Lefteyetwitch · 28/06/2023 18:42

YABU DH is his parent and will be present. He can then decide if DS is happy and if not he will have to stop and tend to his child.

Squashyy · 28/06/2023 20:04

10 times in 20 months isn’t a lot when most of those visits have been us visiting them.

She is certainly ‘I know best’ kind of MIL and I’d be lying if I said we had a good relationship, it was ok actually until DS was born. She’s very undermining and comes out with things ‘oh you still don’t give him dairy’ - it’s not through choice. I’m ‘mean’ because he doesn’t get ice cream or chocolate. He’s also allergic to nuts so I think I’m entitled to be wary about who looks after him.

To be honest if DH is up to his eyes ripping out a bathroom I don’t think he can be expected to drop all to tend to DS so I am fairly certain his mum would be left to mind him which is what makes me unhappy. If he was going to be present and not busy it wouldn’t be an issue.

OP posts:
ApplesInTheSunshine · 28/06/2023 20:06

Yeah YANBU. I wouldn’t be leaving your child in her care.

Squashyy · 28/06/2023 20:09

If I'm completely honest I do not trust her at all with him.

When he was little every time he cried he was hungry. If he pooped he needed another feed etc. She has quite openly judged every aspect of my parenting so I don't feel like I owe her anything. You can't treat me like crap and expect to be rewarded by minding my child that you don't know through no fault of mine.

OP posts:
Grumpyfroghats · 28/06/2023 20:14

Is babysitting a toddler a "reward"? I would have viewed it as the opposite!

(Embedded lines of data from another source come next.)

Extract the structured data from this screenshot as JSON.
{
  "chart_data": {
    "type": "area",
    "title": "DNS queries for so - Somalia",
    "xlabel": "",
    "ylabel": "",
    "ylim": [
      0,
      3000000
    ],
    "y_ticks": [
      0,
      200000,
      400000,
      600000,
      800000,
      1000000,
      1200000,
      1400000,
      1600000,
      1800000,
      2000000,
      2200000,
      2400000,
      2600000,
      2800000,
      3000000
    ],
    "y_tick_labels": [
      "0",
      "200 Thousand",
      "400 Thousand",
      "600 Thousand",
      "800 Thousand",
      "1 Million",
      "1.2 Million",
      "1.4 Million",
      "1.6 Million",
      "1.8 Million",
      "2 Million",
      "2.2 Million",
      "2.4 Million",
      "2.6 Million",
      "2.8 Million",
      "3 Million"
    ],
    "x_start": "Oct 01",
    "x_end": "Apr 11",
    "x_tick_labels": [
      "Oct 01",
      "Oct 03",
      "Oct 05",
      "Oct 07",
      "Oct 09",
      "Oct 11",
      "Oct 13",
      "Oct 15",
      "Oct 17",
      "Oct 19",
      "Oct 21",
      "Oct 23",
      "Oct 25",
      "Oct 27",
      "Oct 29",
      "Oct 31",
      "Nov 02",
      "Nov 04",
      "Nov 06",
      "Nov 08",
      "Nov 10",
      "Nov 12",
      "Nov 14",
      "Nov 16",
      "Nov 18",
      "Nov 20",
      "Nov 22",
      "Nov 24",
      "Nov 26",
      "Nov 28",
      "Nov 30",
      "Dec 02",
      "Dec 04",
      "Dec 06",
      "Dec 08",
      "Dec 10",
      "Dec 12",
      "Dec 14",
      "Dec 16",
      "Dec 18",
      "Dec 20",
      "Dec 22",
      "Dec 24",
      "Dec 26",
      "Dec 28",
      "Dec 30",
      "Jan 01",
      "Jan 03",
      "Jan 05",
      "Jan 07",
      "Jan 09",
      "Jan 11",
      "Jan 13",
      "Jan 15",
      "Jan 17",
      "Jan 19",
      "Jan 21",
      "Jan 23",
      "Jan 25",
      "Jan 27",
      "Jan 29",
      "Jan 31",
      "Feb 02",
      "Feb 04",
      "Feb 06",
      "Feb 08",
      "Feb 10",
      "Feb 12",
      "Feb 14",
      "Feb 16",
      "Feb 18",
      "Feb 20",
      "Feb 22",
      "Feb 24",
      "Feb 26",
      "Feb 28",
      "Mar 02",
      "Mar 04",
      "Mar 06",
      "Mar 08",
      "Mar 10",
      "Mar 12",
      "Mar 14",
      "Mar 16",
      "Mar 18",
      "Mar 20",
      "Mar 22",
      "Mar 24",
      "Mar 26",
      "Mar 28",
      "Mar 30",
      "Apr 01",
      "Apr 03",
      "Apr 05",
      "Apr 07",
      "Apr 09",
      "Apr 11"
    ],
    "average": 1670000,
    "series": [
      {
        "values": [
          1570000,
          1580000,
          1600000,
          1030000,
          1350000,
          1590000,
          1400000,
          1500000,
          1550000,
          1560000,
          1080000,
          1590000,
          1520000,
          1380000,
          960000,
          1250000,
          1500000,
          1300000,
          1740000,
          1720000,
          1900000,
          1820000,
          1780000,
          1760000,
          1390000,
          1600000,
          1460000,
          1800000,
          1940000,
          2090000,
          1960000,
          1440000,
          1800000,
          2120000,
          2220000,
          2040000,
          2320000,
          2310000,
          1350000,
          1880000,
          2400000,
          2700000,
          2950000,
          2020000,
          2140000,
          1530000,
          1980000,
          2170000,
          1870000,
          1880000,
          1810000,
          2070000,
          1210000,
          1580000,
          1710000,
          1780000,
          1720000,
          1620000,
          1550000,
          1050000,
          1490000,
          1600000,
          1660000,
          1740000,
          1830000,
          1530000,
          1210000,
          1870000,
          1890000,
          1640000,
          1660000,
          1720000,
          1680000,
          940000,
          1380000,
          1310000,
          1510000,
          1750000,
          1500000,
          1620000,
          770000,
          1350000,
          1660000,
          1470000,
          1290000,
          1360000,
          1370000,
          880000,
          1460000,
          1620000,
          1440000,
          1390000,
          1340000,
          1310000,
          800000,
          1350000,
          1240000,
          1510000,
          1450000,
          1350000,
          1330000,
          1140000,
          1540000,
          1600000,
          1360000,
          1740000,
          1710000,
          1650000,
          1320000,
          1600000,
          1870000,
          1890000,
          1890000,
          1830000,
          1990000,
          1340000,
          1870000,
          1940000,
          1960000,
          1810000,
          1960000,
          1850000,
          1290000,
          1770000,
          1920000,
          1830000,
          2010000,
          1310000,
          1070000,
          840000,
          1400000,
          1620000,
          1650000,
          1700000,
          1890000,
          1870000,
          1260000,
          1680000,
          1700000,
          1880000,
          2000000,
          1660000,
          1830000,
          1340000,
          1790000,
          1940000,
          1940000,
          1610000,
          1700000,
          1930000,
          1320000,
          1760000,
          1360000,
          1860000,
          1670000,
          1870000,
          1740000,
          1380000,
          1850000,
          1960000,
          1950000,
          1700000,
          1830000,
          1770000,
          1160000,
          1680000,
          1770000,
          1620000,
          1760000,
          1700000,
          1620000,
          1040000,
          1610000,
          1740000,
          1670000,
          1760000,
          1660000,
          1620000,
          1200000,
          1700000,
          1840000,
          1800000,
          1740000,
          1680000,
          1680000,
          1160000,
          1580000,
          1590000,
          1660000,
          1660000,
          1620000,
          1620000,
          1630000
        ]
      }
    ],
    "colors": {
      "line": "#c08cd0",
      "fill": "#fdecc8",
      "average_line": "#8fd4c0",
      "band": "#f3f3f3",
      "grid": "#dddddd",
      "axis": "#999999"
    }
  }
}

I think your DH is around, it would be fine myself

Lefteyetwitch · 28/06/2023 21:22

Squashyy · 28/06/2023 20:04

10 times in 20 months isn’t a lot when most of those visits have been us visiting them.

She is certainly ‘I know best’ kind of MIL and I’d be lying if I said we had a good relationship, it was ok actually until DS was born. She’s very undermining and comes out with things ‘oh you still don’t give him dairy’ - it’s not through choice. I’m ‘mean’ because he doesn’t get ice cream or chocolate. He’s also allergic to nuts so I think I’m entitled to be wary about who looks after him.

To be honest if DH is up to his eyes ripping out a bathroom I don’t think he can be expected to drop all to tend to DS so I am fairly certain his mum would be left to mind him which is what makes me unhappy. If he was going to be present and not busy it wouldn’t be an issue.

And then that decision would be your DHs. His other parent.